The entire experience is limited to a handful of corridor-like locations, and a lot of it is just pacing back and forth in the tiny apartment. To the game's credit, the levels do mostly work, thanks to some clever visual design and scene transformation. Still, there are dreadful parts where you ride around on bike through a featureless desert, for far too long. You'll revisit this location a few times, similarly with the rest of the game, as all levels repeat at least once. The more fantastical settings seem to serve no real purpose other than trying to earn some kudos for being imaginative, which they aren't. There are no interactions in the game bedsides walking – you can just rub against certain highlighted objects to have them perform an animated action.
Many games in this genre often opt for memorable and/or high fidelity presentation to entire players, but Anamorphine is not such a title. The visuals here are rather basic and definitely very low budget, with basic animations, low resolution texture work, and lifeless outdoor levels. The game also makes an odd and jarring choice by having Elena be an actual physical character in the memories you explore. She will simply stand/sit and stare at you during the scenes, or ignore you, adding to the uneasy feeling that these aren't memories of a person she was with, but you're just exploring some unfinished game's levels in a 3D design tool. You might think that the recurring focus on music might make for a memorable soundtrack, but that's not the case. While heavy on cello, it lacks instrument variety and memorable melodies.

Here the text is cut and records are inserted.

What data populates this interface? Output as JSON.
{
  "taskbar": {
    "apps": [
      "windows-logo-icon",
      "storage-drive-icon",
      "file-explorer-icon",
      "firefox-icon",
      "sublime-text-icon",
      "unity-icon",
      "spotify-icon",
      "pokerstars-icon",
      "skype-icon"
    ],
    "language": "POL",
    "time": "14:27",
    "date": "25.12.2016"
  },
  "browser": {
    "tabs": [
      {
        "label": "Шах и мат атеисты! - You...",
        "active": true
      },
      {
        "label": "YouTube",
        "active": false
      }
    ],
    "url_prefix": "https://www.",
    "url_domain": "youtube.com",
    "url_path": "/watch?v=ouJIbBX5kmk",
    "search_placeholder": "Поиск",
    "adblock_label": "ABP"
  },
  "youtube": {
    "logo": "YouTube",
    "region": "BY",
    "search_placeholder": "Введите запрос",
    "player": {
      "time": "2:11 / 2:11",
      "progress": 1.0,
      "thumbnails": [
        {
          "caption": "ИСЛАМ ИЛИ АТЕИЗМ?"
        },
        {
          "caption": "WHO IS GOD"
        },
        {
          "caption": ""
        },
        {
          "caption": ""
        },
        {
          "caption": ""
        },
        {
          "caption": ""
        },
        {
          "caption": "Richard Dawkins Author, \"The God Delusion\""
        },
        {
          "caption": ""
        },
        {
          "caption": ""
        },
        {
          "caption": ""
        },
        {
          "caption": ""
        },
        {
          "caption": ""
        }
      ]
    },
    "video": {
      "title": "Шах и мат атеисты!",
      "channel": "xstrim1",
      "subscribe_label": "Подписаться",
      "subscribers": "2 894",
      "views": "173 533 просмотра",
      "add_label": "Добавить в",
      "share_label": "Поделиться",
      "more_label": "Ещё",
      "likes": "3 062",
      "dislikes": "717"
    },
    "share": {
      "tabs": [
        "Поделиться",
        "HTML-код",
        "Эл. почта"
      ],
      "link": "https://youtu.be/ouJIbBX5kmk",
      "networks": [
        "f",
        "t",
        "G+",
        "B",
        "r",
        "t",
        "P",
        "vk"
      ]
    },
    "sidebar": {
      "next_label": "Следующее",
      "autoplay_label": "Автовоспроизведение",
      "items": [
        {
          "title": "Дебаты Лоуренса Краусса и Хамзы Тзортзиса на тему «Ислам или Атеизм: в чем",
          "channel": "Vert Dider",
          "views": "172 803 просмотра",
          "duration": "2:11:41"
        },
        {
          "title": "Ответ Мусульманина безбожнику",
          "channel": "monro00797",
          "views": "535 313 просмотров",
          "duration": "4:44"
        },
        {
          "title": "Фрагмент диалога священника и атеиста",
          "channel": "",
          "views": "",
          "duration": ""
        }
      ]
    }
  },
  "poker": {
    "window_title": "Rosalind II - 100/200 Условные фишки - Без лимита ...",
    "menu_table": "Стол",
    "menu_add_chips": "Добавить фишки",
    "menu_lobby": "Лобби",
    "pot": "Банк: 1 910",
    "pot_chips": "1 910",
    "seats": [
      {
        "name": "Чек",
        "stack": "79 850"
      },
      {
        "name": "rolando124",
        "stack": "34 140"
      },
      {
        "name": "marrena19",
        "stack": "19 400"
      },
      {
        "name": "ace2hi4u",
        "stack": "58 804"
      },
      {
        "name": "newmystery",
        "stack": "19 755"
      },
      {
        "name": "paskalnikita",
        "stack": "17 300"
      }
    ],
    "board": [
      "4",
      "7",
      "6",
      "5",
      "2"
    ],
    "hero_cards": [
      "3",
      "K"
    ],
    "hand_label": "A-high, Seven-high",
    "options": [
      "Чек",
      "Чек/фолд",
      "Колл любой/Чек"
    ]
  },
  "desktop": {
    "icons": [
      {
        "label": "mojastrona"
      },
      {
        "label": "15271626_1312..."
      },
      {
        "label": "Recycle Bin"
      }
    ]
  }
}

On the technical side, the game's lackluster visuals mean it will run well on most PCs, and there are even a few graphical settings that can be tweaked. Mouse support seems to be working in some menus but not others. There are a few rare scripting/event bugs, but they didn't result in any serious setbacks. One less amusing problem is that the game doesn't seem to autosave properly – or at least, is missing an option to continue where you left off. It's a bug the developers are apparently working on, and with the game being easily completed in one sitting it's not the end of the world, but still worth mentioning. The game also supports VR, but it was not tested in the scope of this review.
Anamorphine joins the unfortunate lineup of walking simulators that fail to stand out. While the story had a great chance to produce some emotional moments, Tyler's apparent helplessness as a passive observer was needlessly frustrating. There aren't any memorable scenes, and the presentation is definitely lacking. All that, combined with a few bugs and a high $20 price point for 1 hour of content, makes this title not worth your time.